Qu’avez-vous à me reprocher ? s’écria-t-il. Je suis resté le même ; c’est vous qui avez faibli. Ce n’est pas le vaillant qu’il faut blâmer, c’est le pusillanime, celui qui a le cœur bas et la vue courte. Si la déclaration de guerre était une faute, vous êtes aussi coupables que moi ; mais vous ne pouviez faire autrement. Rompre une paix bienfaisante sans motif, c’est de la folie et de l’aveuglement ; mais renoncer librement à une domination comme la vôtre, cela est non seulement honteux, mais impossible si vous ne voulez pas vous exposer aux plus grands dangers. Pourquoi tremblez-vous ? La mer vous appartient ; toutes les côtes, tous les ports sont à vous ; il dépend de vous d’étendre encore votre empire ; car aucun peuple de la terre n’ose affronter vos trirèmes. Et vous vous tourmentez pour vos petits coins de terre et vos granges ! Sans doute, aux maux de la guerre auxquels nous devions nous attendre est venu s’ajouter un mal inattendu, qui a mis votre persévérance à la plus rude épreuve. J’honore votre douleur, mais rien ne justifie votre manque de courage ; aucun malheur ne doit vous abattre au point de vous faire abandonner avec déshonneur ce que vos pères ont conquis avec gloire : il faut bien plutôt, en songeant à la prospérité publique, supporter avec constance les malheurs privés ; car, la république une fois tombée, il n’y a plus de bonheur possible pour l’individu[8].

Une fois encore, Périclès réussit à élever jusqu’à lui un peuple affaissé sous le poids de l’infortune et qui lui avait retiré sa sympathie. Les Athéniens se décidèrent à rompre toutes les négociations et à continuer la guerre d’après son plan. Mais ses ennemis ne cessèrent point d’agir et mirent tout en œuvre pour ne pas laisser passer, sans en tirer parti, les troubles qu’ils avaient mis tant d’ardeur à fomenter. Le peu de succès des expéditions maritimes de l’année les favorisait. La flotte que Périclès avait confiée à ses collègues revint de Potidée à Athènes dans un triste état ; au lieu de forcer enfin la ville à se rendre, elle n’avait fait que communiquer la maladie aux assiégeants ; de quatre mille guerriers, plus d’un quart avaient été enlevés en quelques semaines. Chaque échec était imputé à Périclès, et il parait que, sans attendre la fin de son année de stratégie (430 : Ol. LXXXVII, 2), on eut recours à une procédure, extraordinaire pour le faire comparaitre en justice.

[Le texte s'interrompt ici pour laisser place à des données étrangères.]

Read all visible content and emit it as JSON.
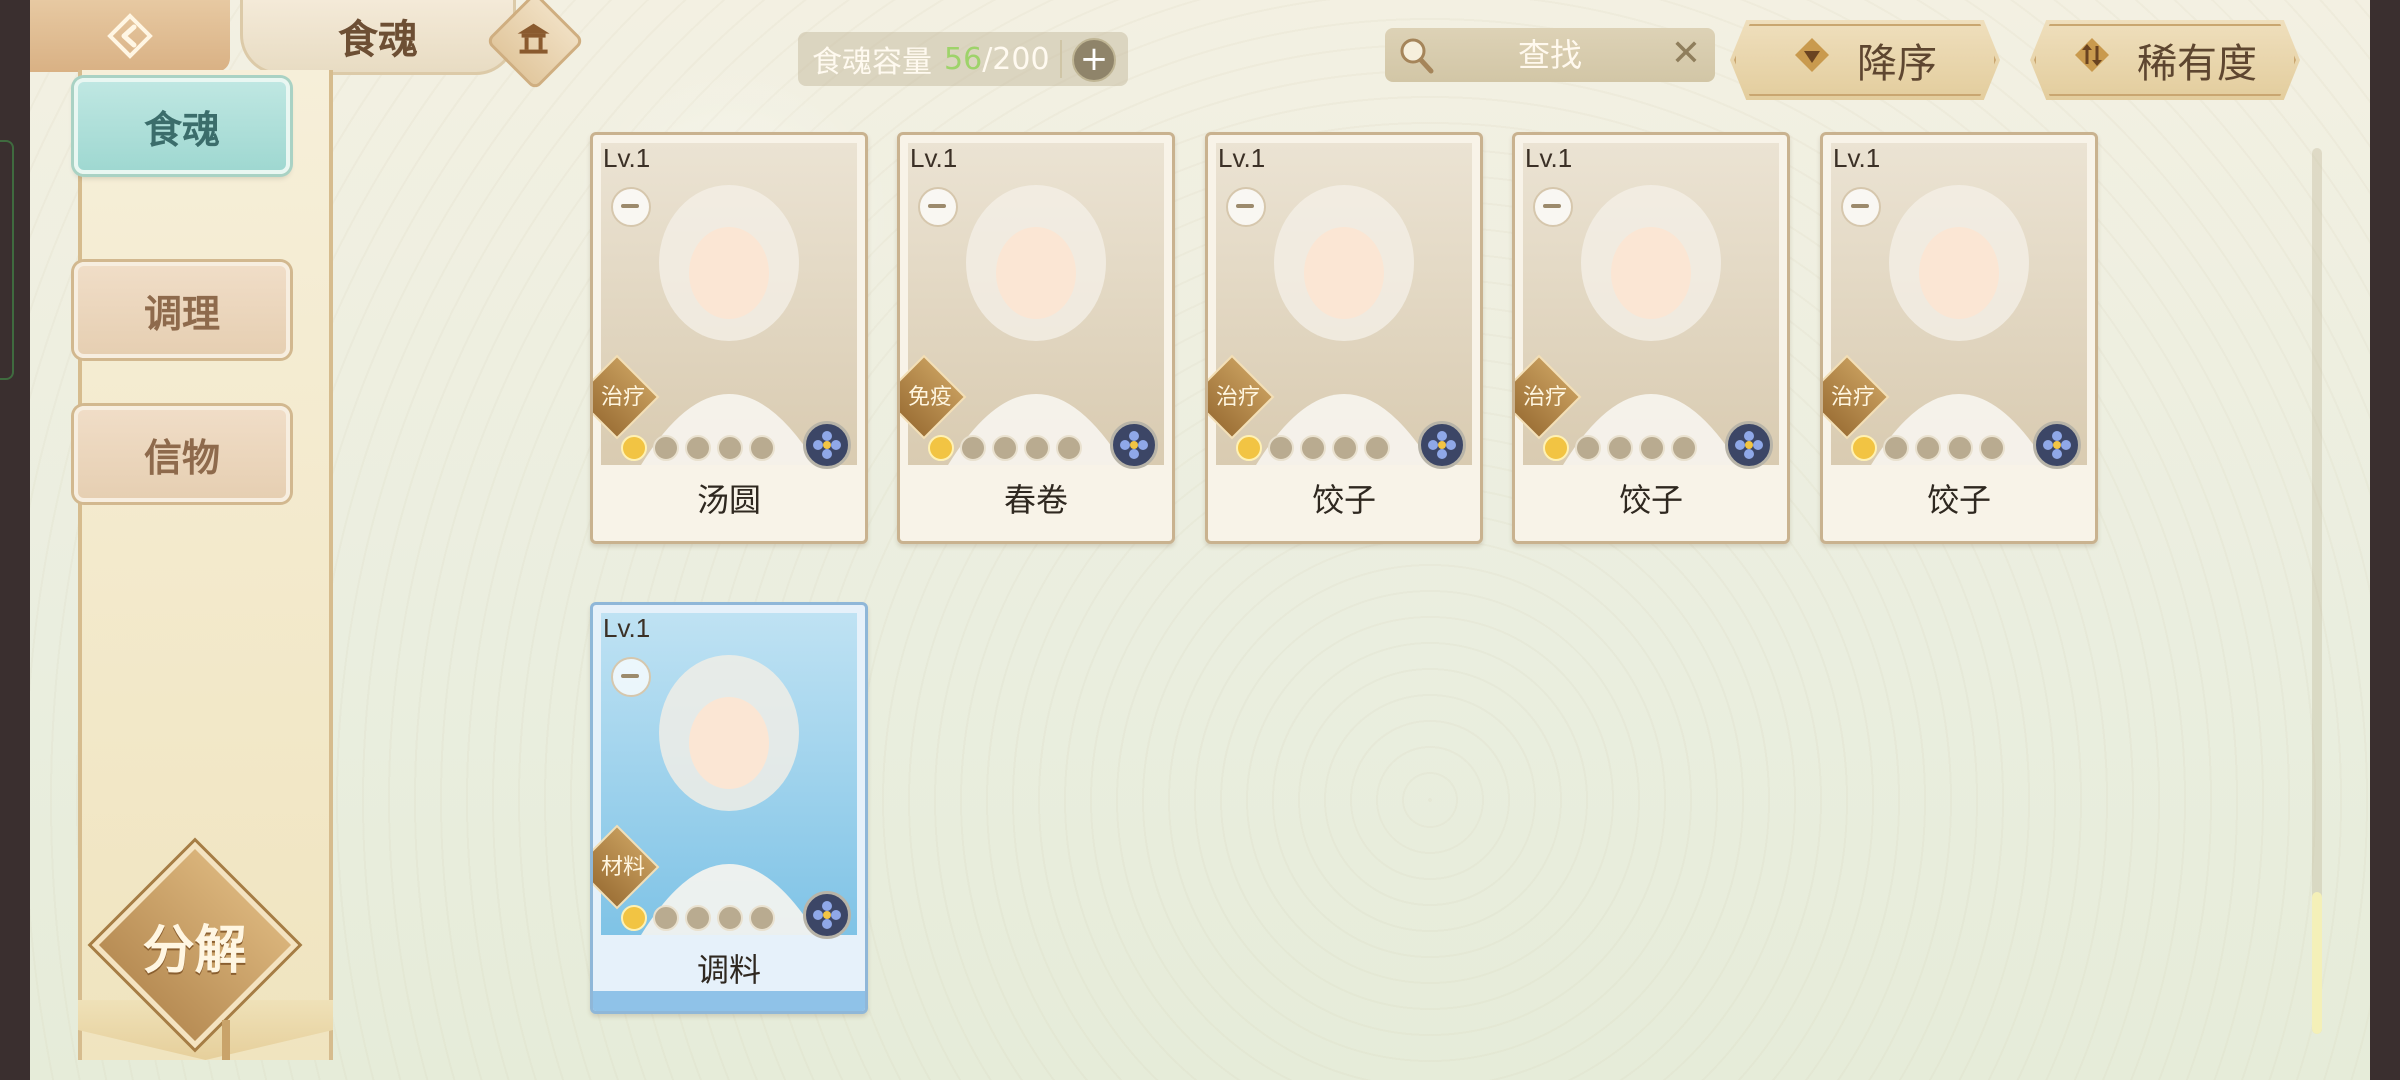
{
  "header": {
    "title": "食魂",
    "capacity": {
      "label": "食魂容量",
      "current": "56",
      "separator": "/",
      "max": "200"
    },
    "search_placeholder": "查找",
    "sort_order_label": "降序",
    "sort_by_label": "稀有度"
  },
  "sidebar": {
    "items": [
      {
        "label": "食魂",
        "active": true
      },
      {
        "label": "调理",
        "active": false
      },
      {
        "label": "信物",
        "active": false
      }
    ],
    "decompose_label": "分解"
  },
  "cards": [
    {
      "level": "Lv.1",
      "role": "治疗",
      "name": "汤圆",
      "stars_on": 1,
      "stars_total": 5,
      "frame": "standard"
    },
    {
      "level": "Lv.1",
      "role": "免疫",
      "name": "春卷",
      "stars_on": 1,
      "stars_total": 5,
      "frame": "standard"
    },
    {
      "level": "Lv.1",
      "role": "治疗",
      "name": "饺子",
      "stars_on": 1,
      "stars_total": 5,
      "frame": "standard"
    },
    {
      "level": "Lv.1",
      "role": "治疗",
      "name": "饺子",
      "stars_on": 1,
      "stars_total": 5,
      "frame": "standard"
    },
    {
      "level": "Lv.1",
      "role": "治疗",
      "name": "饺子",
      "stars_on": 1,
      "stars_total": 5,
      "frame": "standard"
    },
    {
      "level": "Lv.1",
      "role": "材料",
      "name": "调料",
      "stars_on": 1,
      "stars_total": 5,
      "frame": "blue"
    }
  ],
  "icons": {
    "back": "back-arrow-icon",
    "home": "pavilion-icon",
    "search": "magnifier-icon",
    "clear": "close-icon",
    "sort_order": "triangle-down-icon",
    "sort_by": "swap-icon",
    "bowl": "bowl-icon",
    "emblem": "flower-emblem-icon"
  },
  "colors": {
    "active_tab": "#9fd8d1",
    "capacity_current": "#9ed36a",
    "accent_brown": "#6d4f34"
  }
}
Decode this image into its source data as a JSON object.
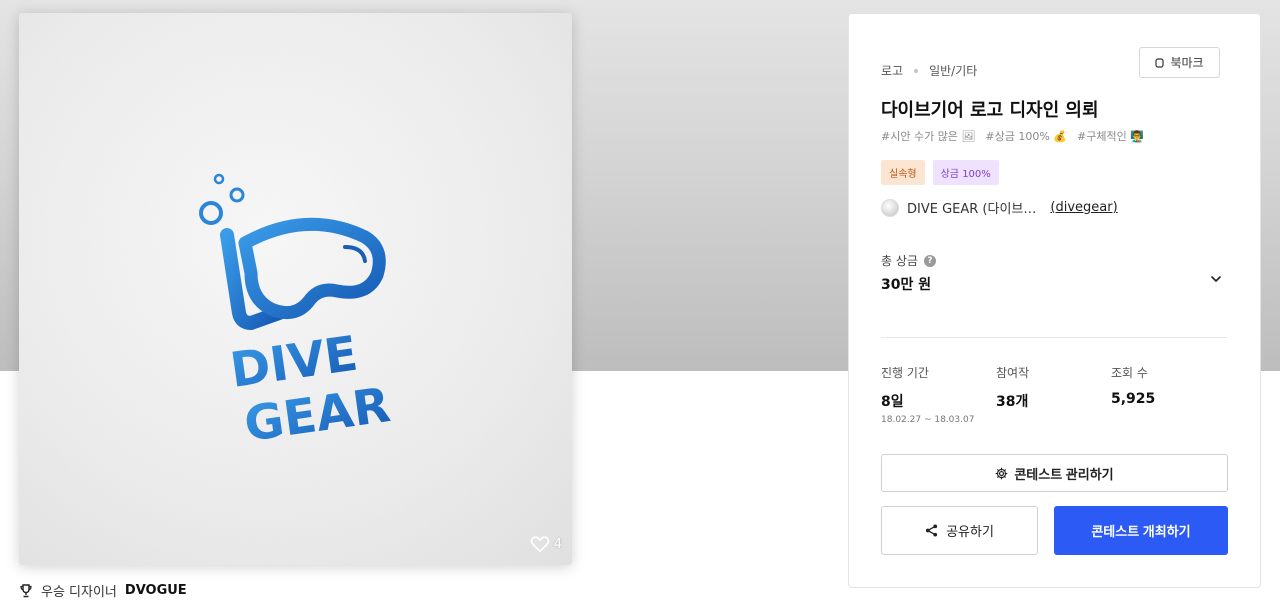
{
  "image_card": {
    "logo_text_line1": "DIVE",
    "logo_text_line2": "GEAR",
    "like_count": "4"
  },
  "winner": {
    "label": "우승 디자이너",
    "name": "DVOGUE"
  },
  "panel": {
    "breadcrumb": [
      "로고",
      "일반/기타"
    ],
    "bookmark_label": "북마크",
    "title": "다이브기어 로고 디자인 의뢰",
    "hashtags": [
      "#시안 수가 많은 🖼",
      "#상금 100% 💰",
      "#구체적인 👨‍🏫"
    ],
    "tags": {
      "type": "실속형",
      "prize": "상금 100%"
    },
    "host": {
      "name": "DIVE GEAR (다이브…",
      "id": "(divegear)"
    },
    "prize": {
      "label": "총 상금",
      "value": "30만 원"
    },
    "stats": {
      "period_label": "진행 기간",
      "period_value": "8일",
      "period_range": "18.02.27 ~ 18.03.07",
      "entries_label": "참여작",
      "entries_value": "38개",
      "views_label": "조회 수",
      "views_value": "5,925"
    },
    "buttons": {
      "manage": "콘테스트 관리하기",
      "share": "공유하기",
      "open": "콘테스트 개최하기"
    }
  },
  "colors": {
    "accent": "#2b5af5",
    "logo_blue": "#1d73c9",
    "tag_type_bg": "#fce6d2",
    "tag_prize_bg": "#efe2ff"
  }
}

Simmias, Lacratidas et Cléon lui intentèrent un procès en règlement de comptes[9]. On lui reprocha des négligences dans l’administration des deniers publics ; la cour des comptes ne trouva pas ses pièces en ordre : bref, il fut condamné à une forte amende qu’il était incapable de payer. Périclès fut donc suspendu de ses fonctions et perdit d’un seul coup tout pouvoir ; il ne jouissait même plus, comme débiteur de l’État, des droits de simple citoyen ; il devait s’abstenir de prendre aucune part aux affaires publiques[10].

Il se retira dans la vie privée. Mais là, un nouveau chagrin l’attendait ; car, au déclin de l’âge, cet homme qui avait consacré toute sa vie au bien public ne devait pas avoir la consolation de se dédommager de l’inconstance de la foule au milieu des siens ou d’un petit cercle de fidèles amis. Le fléau fit de terribles ravages dans son entourage immédiat. Des deux fils que sa femme lui avait donnés, l’aîné mourut sans s’être réconcilié avec lui ; il perdit une sœur bien-aimée, puis, une série d’hommes qui étaient ses instruments et ses confidents. Périclès, si cruellement éprouvé, sentit la mélancolie de l'isolement l’envahir, mais il resta inébranlable et fort, calme et d’humeur égale ; ses ennemis ne purent lui reprocher même une heure de défaillance. C’est alors que la peste lui prit le second de ses fils, celui auquel, par allusion à la domination maritime d’Athènes, il avait donné le nom héroïque de Paralos[11]. Lorsqu’il déposa sur le front de son enfant la couronne mortuaire, son cœur se brisa, et, pour la première fois, Athènes vit le grand homme, vaincu par la douleur, gémir tout haut sur les malheurs de sa maison[12].

Pendant ce temps, ses adversaires avaient essayé de gouverner l’État, mais rien ne marchait : ils agissaient sans plan arrêté, sans décision, sans énergie. Plus ils multipliaient les entrevues avec le peuple et plus celui-ci sentait toute la différence qu’il y avait entre eux et Périclès. On s’était habitué à obéir à une volonté énergique, et c’est ainsi qu’après avoir murmuré contre Périclès, on se prit à le regretter. On se sentait abandonné, comme des orphelins, et la première consolation que les amis du grand homme courbé sous le poids de l’affliction purent lui porter fut la nouvelle du changement survenu dans les dispositions des Athéniens à son égard, de leur repentir, de leur désir de le revoir.

Pendant quelque temps, il évita avec soin de paraître en public ; mais l’appel des citoyens devenait de jour en jour plus pressant ; le vaisseau de l’État était ballotté faute d’une direction ferme ; le vieux politique consentit enfin à reprendre une fois encore le gouvernail. On lui lit réparation d’honneur de la façon la plus complète, et on lui remit de nouveau le commandement suprême des troupes avec les pouvoirs les plus étendus. Comme gage de la confiance qu’on lui rendait, il demanda qu’on adopta un décret abolissant sa propre loi, celle d’après laquelle les enfants nés en légitime mariage devaient seuls être considérés comme fils de citoyens. On savait bien qu’en agissant ainsi, Périclès songeait avant tout à sa propre maison et qu’il désirait voir légitimer un fils d’Aspasie. Pour un Hellène, en effet, l’extinction de sa race était le plus grand des malheurs. On peut admettre néanmoins que Périclès, à un point de vue plus général, avait jugé convenable de modifier cette loi et d’en tempérer la sévérité après les ravages de la peste[13].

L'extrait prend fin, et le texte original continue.